The recall covers the 2005-07 Chevrolet Cobalt, 2007 Pontiac G5, 2003-07 Saturn Ion, 2006-07 Chevrolet HHR, 2006-07 Pontiac Solstice and 2007 Saturn Sky.
The ignition switches in the recalled vehicles can be inadvertently turned from the “run” position to the “accessory” position while the car is being driven. When this happens, the engine shuts off and safety systems — including power steering, anti-lock brakes and air bags — are disabled. This has led to at least 31 crashes and the 13 deaths.
News of the investigation prompted a second apology from GM on Thursday.
“We deeply regret the events that led to the recall and this investigation,” the automaker said in a statement. “We intend to fully cooperate with NHTSA and we welcome the opportunity to help the agency have a full understanding of the facts. Today’s GM is committed to learning from the past while embracing the highest standards now and in the future.”
General Motors had acknowledged Tuesday that it reacted too slowly to the safety issue.
The automaker said the parts to fix the cars probably won’t be available until early April. It plans to notify vehicle owners about when they can make repair appointments at dealers.

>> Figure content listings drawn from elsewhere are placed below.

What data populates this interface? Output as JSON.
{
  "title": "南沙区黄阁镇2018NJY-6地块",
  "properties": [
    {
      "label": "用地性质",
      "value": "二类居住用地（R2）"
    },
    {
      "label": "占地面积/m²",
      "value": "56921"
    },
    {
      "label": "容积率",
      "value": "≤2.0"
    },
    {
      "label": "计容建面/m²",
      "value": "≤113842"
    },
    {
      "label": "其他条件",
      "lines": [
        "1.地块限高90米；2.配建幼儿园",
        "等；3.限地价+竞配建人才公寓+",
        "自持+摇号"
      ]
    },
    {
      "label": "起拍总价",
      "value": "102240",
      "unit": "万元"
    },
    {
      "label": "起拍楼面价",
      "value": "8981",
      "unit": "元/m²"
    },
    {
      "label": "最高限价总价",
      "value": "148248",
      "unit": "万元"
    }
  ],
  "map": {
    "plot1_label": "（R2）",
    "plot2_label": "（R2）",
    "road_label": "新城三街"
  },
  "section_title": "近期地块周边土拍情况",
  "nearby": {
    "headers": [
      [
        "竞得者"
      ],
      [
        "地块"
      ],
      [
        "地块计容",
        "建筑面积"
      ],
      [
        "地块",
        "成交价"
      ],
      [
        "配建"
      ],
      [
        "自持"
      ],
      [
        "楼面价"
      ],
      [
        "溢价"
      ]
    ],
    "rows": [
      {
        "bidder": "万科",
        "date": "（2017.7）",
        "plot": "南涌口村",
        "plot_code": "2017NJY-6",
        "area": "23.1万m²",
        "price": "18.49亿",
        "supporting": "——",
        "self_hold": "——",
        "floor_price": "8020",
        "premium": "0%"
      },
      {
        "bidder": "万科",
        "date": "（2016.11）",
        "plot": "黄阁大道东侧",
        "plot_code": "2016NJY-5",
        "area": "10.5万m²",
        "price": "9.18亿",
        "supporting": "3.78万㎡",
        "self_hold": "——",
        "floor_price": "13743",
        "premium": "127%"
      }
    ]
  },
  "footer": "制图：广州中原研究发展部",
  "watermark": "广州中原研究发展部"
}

Until then, both NHTSA and GM are urging drivers of the cars to use only the ignition key, with nothing else on the key ring, when driving the vehicle. Heavier key rings can make the ignition switch more likely to fail.
According to documents filed with the safety agency, GM knew of the defective ignition switches as early as 2004, and issued a service bulletin for its dealers in 2005. GM encouraged dealers to tell affected customers to remove all unnecessary items from their key chains.
An analysis by the Center for Auto Safety found that a NHTSA Special Crash Investigations team first encountered the problem in a crash that killed a 16-year-old in 2005. The agency sent an information request to GM about a year later. Another NHTSA team began investigating a similar crash that killed a teenage girl in Wisconsin in 2006.
That team discovered that GM had issued the service bulletin to its dealers detailing the problem, but not a recall.
A year later, NHTSA brought a report of a fatal crash to GM’s attention. In that crash, a 16-year-old Maryland girl was killed after she lost control of her 2005 Chevrolet Cobalt and slammed into a tree. The girl was not wearing a seat belt, and the air bags didn’t deploy. Data pulled from the car’s black box revealed that the ignition switch had been in the accessory mode at the time of the crash, thereby disabling the air bags.
Still, GM issued no recall and NHTSA did not launch an investigation, Ditlow said.
GM then began to track similar crashes. By the end of 2007, the automaker was aware of 10 such crashes involving the ignition switch in accessory mode. Black box data were available for nine of those, and the key was found to be in the accessory mode in four of the nine. But the automaker didn’t issue its recall until this month.
“When you look at the chronology,” Ditlow said, “there is no explanation for why NHTSA did not open an investigation and get a recall back in 2007.”